Anishinaabe Geography in the 1930 Decennial Census—and the Use of this Geography in Studying the 1900-1940 Attributes of Anishinaabe People
Arland Thornton, Alphonse Pitawanakwat, Eric Hemenway, Lindsey Willow Smith, Linda Young-DeMarco. “Anishinaabe Geography in the 1930 Decennial Census—and the Use of this Geography in Studying the 1900-1940 Attributes of Anishinaabe People” SSAI Working Paper 2022-01. May 2022.

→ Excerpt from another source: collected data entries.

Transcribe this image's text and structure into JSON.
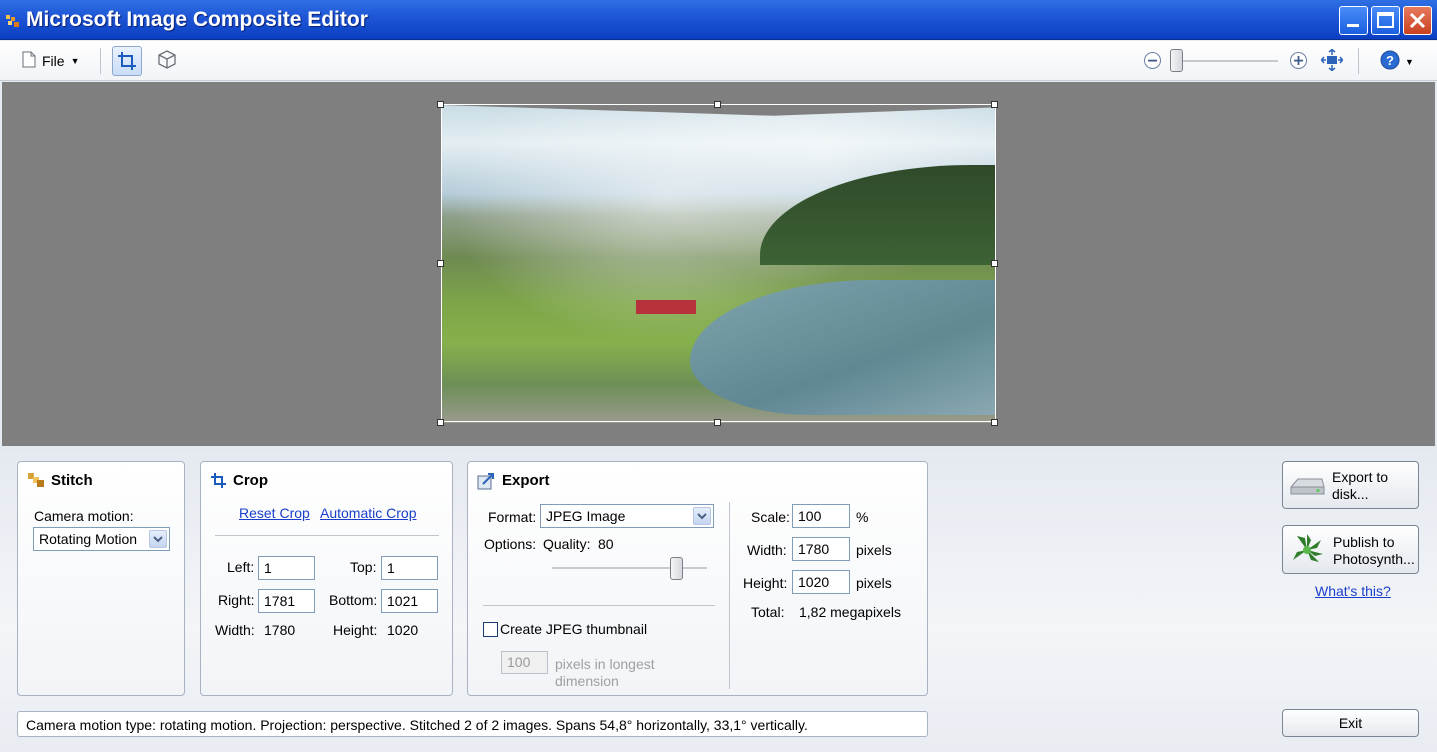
{
  "window": {
    "title": "Microsoft Image Composite Editor"
  },
  "toolbar": {
    "file_label": "File",
    "zoom_level": 0.05
  },
  "stitch": {
    "title": "Stitch",
    "camera_motion_label": "Camera motion:",
    "camera_motion_value": "Rotating Motion"
  },
  "crop": {
    "title": "Crop",
    "reset_crop": "Reset Crop",
    "automatic_crop": "Automatic Crop",
    "left_label": "Left:",
    "left_value": "1",
    "top_label": "Top:",
    "top_value": "1",
    "right_label": "Right:",
    "right_value": "1781",
    "bottom_label": "Bottom:",
    "bottom_value": "1021",
    "width_label": "Width:",
    "width_value": "1780",
    "height_label": "Height:",
    "height_value": "1020"
  },
  "export": {
    "title": "Export",
    "format_label": "Format:",
    "format_value": "JPEG Image",
    "options_label": "Options:",
    "quality_label": "Quality:",
    "quality_value": "80",
    "quality_fraction": 0.8,
    "thumbnail_label": "Create JPEG thumbnail",
    "thumbnail_checked": false,
    "thumbnail_size": "100",
    "thumbnail_unit_line1": "pixels in longest",
    "thumbnail_unit_line2": "dimension",
    "scale_label": "Scale:",
    "scale_value": "100",
    "scale_unit": "%",
    "width_label": "Width:",
    "width_value": "1780",
    "width_unit": "pixels",
    "height_label": "Height:",
    "height_value": "1020",
    "height_unit": "pixels",
    "total_label": "Total:",
    "total_value": "1,82 megapixels"
  },
  "actions": {
    "export_to_disk_line1": "Export to",
    "export_to_disk_line2": "disk...",
    "publish_line1": "Publish to",
    "publish_line2": "Photosynth...",
    "whats_this": "What's this?",
    "exit": "Exit"
  },
  "status": {
    "text": "Camera motion type: rotating motion. Projection: perspective. Stitched 2 of 2 images. Spans 54,8° horizontally, 33,1° vertically."
  },
  "colors": {
    "titlebar": "#1d55d6",
    "canvas": "#7f7f7f",
    "link": "#1a3ecc"
  }
}
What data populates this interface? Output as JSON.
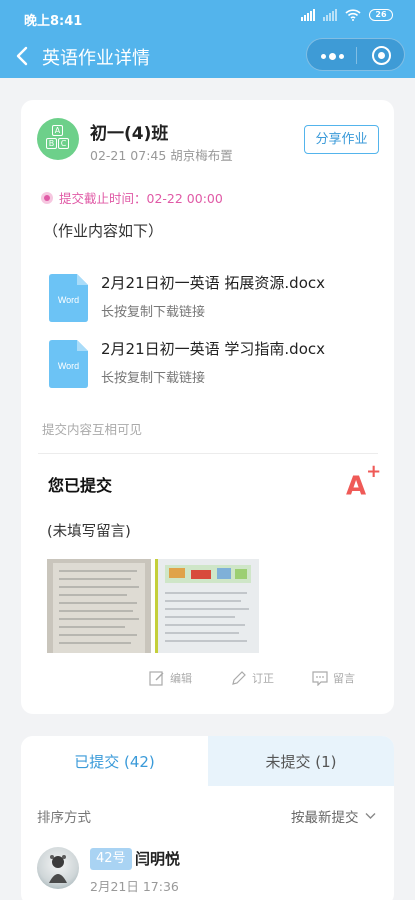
{
  "status_bar": {
    "time": "晚上8:41",
    "battery": "26"
  },
  "nav": {
    "title": "英语作业详情"
  },
  "assignment": {
    "class_name": "初一(4)班",
    "meta": "02-21 07:45 胡京梅布置",
    "share_label": "分享作业",
    "deadline": "提交截止时间：02-22 00:00",
    "content_hint": "（作业内容如下）",
    "files": [
      {
        "type_label": "Word",
        "name": "2月21日初一英语 拓展资源.docx",
        "hint": "长按复制下载链接"
      },
      {
        "type_label": "Word",
        "name": "2月21日初一英语 学习指南.docx",
        "hint": "长按复制下载链接"
      }
    ],
    "visibility_note": "提交内容互相可见"
  },
  "submission": {
    "title": "您已提交",
    "grade": "A",
    "grade_plus": "+",
    "comment": "(未填写留言)",
    "actions": {
      "edit": "编辑",
      "revise": "订正",
      "message": "留言"
    }
  },
  "list": {
    "tabs": {
      "submitted": "已提交 (42)",
      "unsubmitted": "未提交 (1)"
    },
    "sort_label": "排序方式",
    "sort_value": "按最新提交",
    "students": [
      {
        "number": "42号",
        "name": "闫明悦",
        "time": "2月21日 17:36"
      }
    ]
  },
  "colors": {
    "accent": "#53b4ec",
    "deadline": "#e05aa6",
    "grade": "#ef5a57",
    "class_avatar": "#6dd08a"
  }
}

This paper has two broad and interrelated goals: to investigate the geographical distribution of the Anishinaabe people in the U. S. in 1930 using the U.S. decennial census; and to create and evaluate a method for investigating the attributes of the Anishinaabe people in the U.S. using the 1900-1940 decennial censuses. There were many Anishinaabek living in Canada in 1930, but our use of the U.S. census data means that we cannot represent Canadian Anishinaabek in any way. We show that in 1930 there were Anishinaabek living in nearly half of the states of the U.S., but in most states the numbers of resident Anishinaabek were quite small, reaching 1000 people in only five states—Michigan, Wisconsin, Minnesota, North Dakota, and Montana. Another three states had 100 or more Anishinaabe residents in 1930—Kansas, South Dakota, and Oklahoma. The great majority of Anishinaabek in the U.S. 1930 census were located in counties in the Great Lakes Region or west of the Great Lakes along or near the Canadian border. In the early 1900s the Anishinaabek in the U.S. also tended to be located together in counties primarily occupied by other Anishinaabek and with few people from other tribes. This makes it possible to use this geographical information to serve as a proxy for Anishinaabe tribal identification. We identified a substantial number of U. S. counties whose Native populations were primarily Anishinaabe or were located geographically close to such Anishinaabe counties and did not have any non-Anishinaabe Native residents reported. We propose that residence in one of these counties can be used as an indirect indicator that the Native people living there were indeed Anishinaabe and can be analyzed as such. By identifying such counties as primarily Anishinaabe counties, we can use residence in a county designated as Anishinaabe as a proxy for being Anishinaabe when direct tribal information is not available. Our empirical investigation of results using this approach suggests that these results are likely to be robust in producing quite reliable estimates for Anishinaabek in the U.S.